Dengue has been endemic in Yogyakarta for decades3. Between 2006 and 2020 the local public health surveillance system in Yogyakarta City received notification of 6,772 dengue haemorrhagic fever cases, including two large outbreaks in 2010 and 2016 (Figure 2). The administrative area of Yogyakarta City, with a population in 2015 of 408,000 in an area of 32 km2 4, has generally had a higher dengue incidence than surrounding districts.
The AWED trial was a cluster randomised controlled trial undertaken in a 26 km2 area that included 35 kelurahans in Yogyakarta City and 2 kelurahans in Bantul District. The trial reported a 77?ficacy (95% confidence interval 65% to 85%) of the wMel intervention against VCD, with a similar protective efficacy against all four serotypes, and an efficacy of 86% (95%CI 66% to 94%) against dengue hospitalisation. Following the success of the AWED trial, wMel deployments were undertaken in the previously untreated areas of Yogyakarta City, including the control areas of the quasi-experimental study and the untreated clusters of the AWED trial. Releases commenced in October 2020 and concluded in January 2021. 2021 saw a historically low year for dengue in Yogyakarta City (Figure 4). These are promising early signs towards elimination of dengue as a public health problem, consistent with results from previous city-wide wMel releases in the non-endemic setting of northern Australia (Cairns and Townsville) where wMel prevalence remains high 4-10 years after wMel was deployed in the area and the public health authorities have seen the effective elimination of locally-acquired dengue cases22–24.

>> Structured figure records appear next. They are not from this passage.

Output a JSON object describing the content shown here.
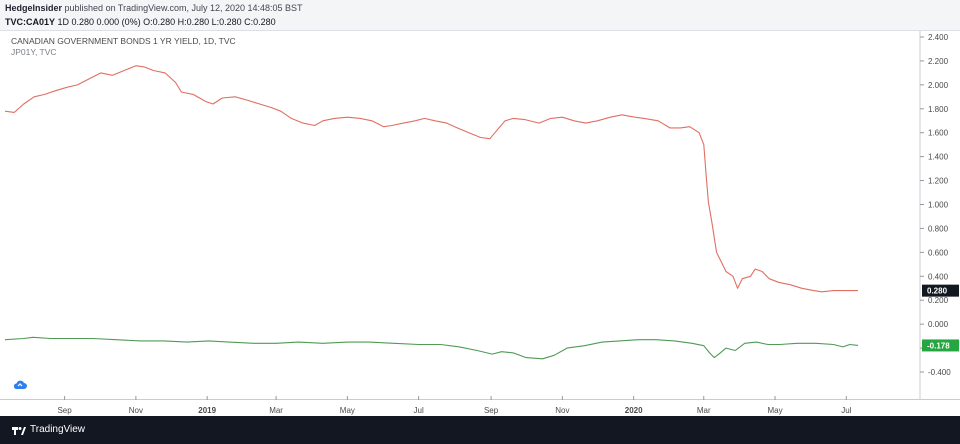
{
  "header": {
    "author": "HedgeInsider",
    "published_text": "published on TradingView.com, July 12, 2020 14:48:05 BST",
    "symbol": "TVC:CA01Y",
    "quote": "1D 0.280 0.000 (0%) O:0.280 H:0.280 L:0.280 C:0.280"
  },
  "legend": {
    "title": "CANADIAN GOVERNMENT BONDS 1 YR YIELD, 1D, TVC",
    "subtitle": "JP01Y, TVC"
  },
  "footer": {
    "brand": "TradingView"
  },
  "icons": {
    "footer_logo": "tradingview-logo-icon",
    "cloud": "cloud-sync-icon"
  },
  "colors": {
    "series_red": "#e06f62",
    "series_green": "#4f9a55",
    "axis_text": "#4a4a4a",
    "price_tag_dark": "#131722",
    "price_tag_green": "#26a641"
  },
  "chart_data": {
    "type": "line",
    "title": "CANADIAN GOVERNMENT BONDS 1 YR YIELD, 1D, TVC",
    "xlabel": "",
    "ylabel": "",
    "ylim": [
      -0.5,
      2.45
    ],
    "y_ticks": [
      "2.400",
      "2.200",
      "2.000",
      "1.800",
      "1.600",
      "1.400",
      "1.200",
      "1.000",
      "0.800",
      "0.600",
      "0.400",
      "0.200",
      "0.000",
      "-0.200",
      "-0.400"
    ],
    "x_ticks": [
      "Sep",
      "Nov",
      "2019",
      "Mar",
      "May",
      "Jul",
      "Sep",
      "Nov",
      "2020",
      "Mar",
      "May",
      "Jul"
    ],
    "x_tick_dates": [
      "2018-09-01",
      "2018-11-01",
      "2019-01-01",
      "2019-03-01",
      "2019-05-01",
      "2019-07-01",
      "2019-09-01",
      "2019-11-01",
      "2020-01-01",
      "2020-03-01",
      "2020-05-01",
      "2020-07-01"
    ],
    "x_range": [
      "2018-07-12",
      "2020-07-11"
    ],
    "grid": false,
    "series": [
      {
        "name": "CANADIAN GOVERNMENT BONDS 1 YR YIELD",
        "color": "#e06f62",
        "last_value_label": "0.280",
        "points": [
          [
            "2018-07-12",
            1.78
          ],
          [
            "2018-07-20",
            1.77
          ],
          [
            "2018-07-28",
            1.84
          ],
          [
            "2018-08-06",
            1.9
          ],
          [
            "2018-08-15",
            1.92
          ],
          [
            "2018-08-24",
            1.95
          ],
          [
            "2018-09-03",
            1.98
          ],
          [
            "2018-09-12",
            2.0
          ],
          [
            "2018-09-22",
            2.05
          ],
          [
            "2018-10-02",
            2.1
          ],
          [
            "2018-10-12",
            2.08
          ],
          [
            "2018-10-22",
            2.12
          ],
          [
            "2018-11-01",
            2.16
          ],
          [
            "2018-11-08",
            2.15
          ],
          [
            "2018-11-16",
            2.12
          ],
          [
            "2018-11-26",
            2.1
          ],
          [
            "2018-12-05",
            2.02
          ],
          [
            "2018-12-10",
            1.94
          ],
          [
            "2018-12-20",
            1.92
          ],
          [
            "2018-12-31",
            1.86
          ],
          [
            "2019-01-06",
            1.84
          ],
          [
            "2019-01-14",
            1.89
          ],
          [
            "2019-01-25",
            1.9
          ],
          [
            "2019-02-05",
            1.87
          ],
          [
            "2019-02-15",
            1.84
          ],
          [
            "2019-02-25",
            1.81
          ],
          [
            "2019-03-05",
            1.78
          ],
          [
            "2019-03-14",
            1.72
          ],
          [
            "2019-03-24",
            1.68
          ],
          [
            "2019-04-03",
            1.66
          ],
          [
            "2019-04-10",
            1.7
          ],
          [
            "2019-04-20",
            1.72
          ],
          [
            "2019-05-01",
            1.73
          ],
          [
            "2019-05-12",
            1.72
          ],
          [
            "2019-05-22",
            1.7
          ],
          [
            "2019-06-01",
            1.65
          ],
          [
            "2019-06-08",
            1.66
          ],
          [
            "2019-06-18",
            1.68
          ],
          [
            "2019-06-28",
            1.7
          ],
          [
            "2019-07-06",
            1.72
          ],
          [
            "2019-07-15",
            1.7
          ],
          [
            "2019-07-25",
            1.68
          ],
          [
            "2019-08-03",
            1.64
          ],
          [
            "2019-08-13",
            1.6
          ],
          [
            "2019-08-23",
            1.56
          ],
          [
            "2019-08-31",
            1.55
          ],
          [
            "2019-09-06",
            1.62
          ],
          [
            "2019-09-13",
            1.7
          ],
          [
            "2019-09-20",
            1.72
          ],
          [
            "2019-09-30",
            1.71
          ],
          [
            "2019-10-12",
            1.68
          ],
          [
            "2019-10-22",
            1.72
          ],
          [
            "2019-11-01",
            1.73
          ],
          [
            "2019-11-11",
            1.7
          ],
          [
            "2019-11-21",
            1.68
          ],
          [
            "2019-12-01",
            1.7
          ],
          [
            "2019-12-12",
            1.73
          ],
          [
            "2019-12-22",
            1.75
          ],
          [
            "2020-01-02",
            1.73
          ],
          [
            "2020-01-10",
            1.72
          ],
          [
            "2020-01-22",
            1.7
          ],
          [
            "2020-02-01",
            1.64
          ],
          [
            "2020-02-10",
            1.64
          ],
          [
            "2020-02-18",
            1.65
          ],
          [
            "2020-02-26",
            1.6
          ],
          [
            "2020-03-01",
            1.5
          ],
          [
            "2020-03-03",
            1.25
          ],
          [
            "2020-03-05",
            1.02
          ],
          [
            "2020-03-08",
            0.85
          ],
          [
            "2020-03-10",
            0.72
          ],
          [
            "2020-03-12",
            0.6
          ],
          [
            "2020-03-16",
            0.52
          ],
          [
            "2020-03-20",
            0.44
          ],
          [
            "2020-03-26",
            0.4
          ],
          [
            "2020-03-30",
            0.3
          ],
          [
            "2020-04-03",
            0.38
          ],
          [
            "2020-04-10",
            0.4
          ],
          [
            "2020-04-14",
            0.46
          ],
          [
            "2020-04-20",
            0.44
          ],
          [
            "2020-04-26",
            0.38
          ],
          [
            "2020-05-04",
            0.35
          ],
          [
            "2020-05-14",
            0.33
          ],
          [
            "2020-05-24",
            0.3
          ],
          [
            "2020-06-03",
            0.28
          ],
          [
            "2020-06-10",
            0.27
          ],
          [
            "2020-06-20",
            0.28
          ],
          [
            "2020-07-01",
            0.28
          ],
          [
            "2020-07-11",
            0.28
          ]
        ]
      },
      {
        "name": "JP01Y",
        "color": "#4f9a55",
        "last_value_label": "-0.178",
        "points": [
          [
            "2018-07-12",
            -0.13
          ],
          [
            "2018-07-28",
            -0.12
          ],
          [
            "2018-08-05",
            -0.11
          ],
          [
            "2018-08-20",
            -0.12
          ],
          [
            "2018-09-05",
            -0.12
          ],
          [
            "2018-09-25",
            -0.12
          ],
          [
            "2018-10-15",
            -0.13
          ],
          [
            "2018-11-05",
            -0.14
          ],
          [
            "2018-11-25",
            -0.14
          ],
          [
            "2018-12-15",
            -0.15
          ],
          [
            "2019-01-02",
            -0.14
          ],
          [
            "2019-01-20",
            -0.15
          ],
          [
            "2019-02-10",
            -0.16
          ],
          [
            "2019-03-01",
            -0.16
          ],
          [
            "2019-03-20",
            -0.15
          ],
          [
            "2019-04-10",
            -0.16
          ],
          [
            "2019-05-01",
            -0.15
          ],
          [
            "2019-05-20",
            -0.15
          ],
          [
            "2019-06-10",
            -0.16
          ],
          [
            "2019-07-01",
            -0.17
          ],
          [
            "2019-07-20",
            -0.17
          ],
          [
            "2019-08-05",
            -0.19
          ],
          [
            "2019-08-20",
            -0.22
          ],
          [
            "2019-09-02",
            -0.25
          ],
          [
            "2019-09-10",
            -0.23
          ],
          [
            "2019-09-20",
            -0.24
          ],
          [
            "2019-10-01",
            -0.28
          ],
          [
            "2019-10-15",
            -0.29
          ],
          [
            "2019-10-25",
            -0.26
          ],
          [
            "2019-11-05",
            -0.2
          ],
          [
            "2019-11-20",
            -0.18
          ],
          [
            "2019-12-05",
            -0.15
          ],
          [
            "2019-12-20",
            -0.14
          ],
          [
            "2020-01-05",
            -0.13
          ],
          [
            "2020-01-20",
            -0.13
          ],
          [
            "2020-02-05",
            -0.14
          ],
          [
            "2020-02-20",
            -0.16
          ],
          [
            "2020-03-01",
            -0.18
          ],
          [
            "2020-03-06",
            -0.24
          ],
          [
            "2020-03-10",
            -0.28
          ],
          [
            "2020-03-14",
            -0.25
          ],
          [
            "2020-03-20",
            -0.2
          ],
          [
            "2020-03-28",
            -0.22
          ],
          [
            "2020-04-05",
            -0.16
          ],
          [
            "2020-04-15",
            -0.15
          ],
          [
            "2020-04-25",
            -0.17
          ],
          [
            "2020-05-05",
            -0.17
          ],
          [
            "2020-05-20",
            -0.16
          ],
          [
            "2020-06-05",
            -0.16
          ],
          [
            "2020-06-20",
            -0.17
          ],
          [
            "2020-06-28",
            -0.19
          ],
          [
            "2020-07-04",
            -0.17
          ],
          [
            "2020-07-11",
            -0.178
          ]
        ]
      }
    ]
  }
}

As dengue data routinely reported to the surveillance system in Yogyakarta include only hospitalised cases that are classified as dengue haemorrhagic fever, these do not include the large ambulatory dengue patient population. Complementary surveillance and reporting from outpatient settings is required to better understand whether locally-acquired dengue is still occurring in the population.
Aim of the study: To measure the long-term public health and economic outcomes of city-wide implementation of Wolbachia-infected Aedes aegypti mosquitoes in Yogyakarta, Indonesia, to support the scale up of this method for the sustained and cost-effective control of dengue and other Aedes-borne diseases in Indonesia and globally.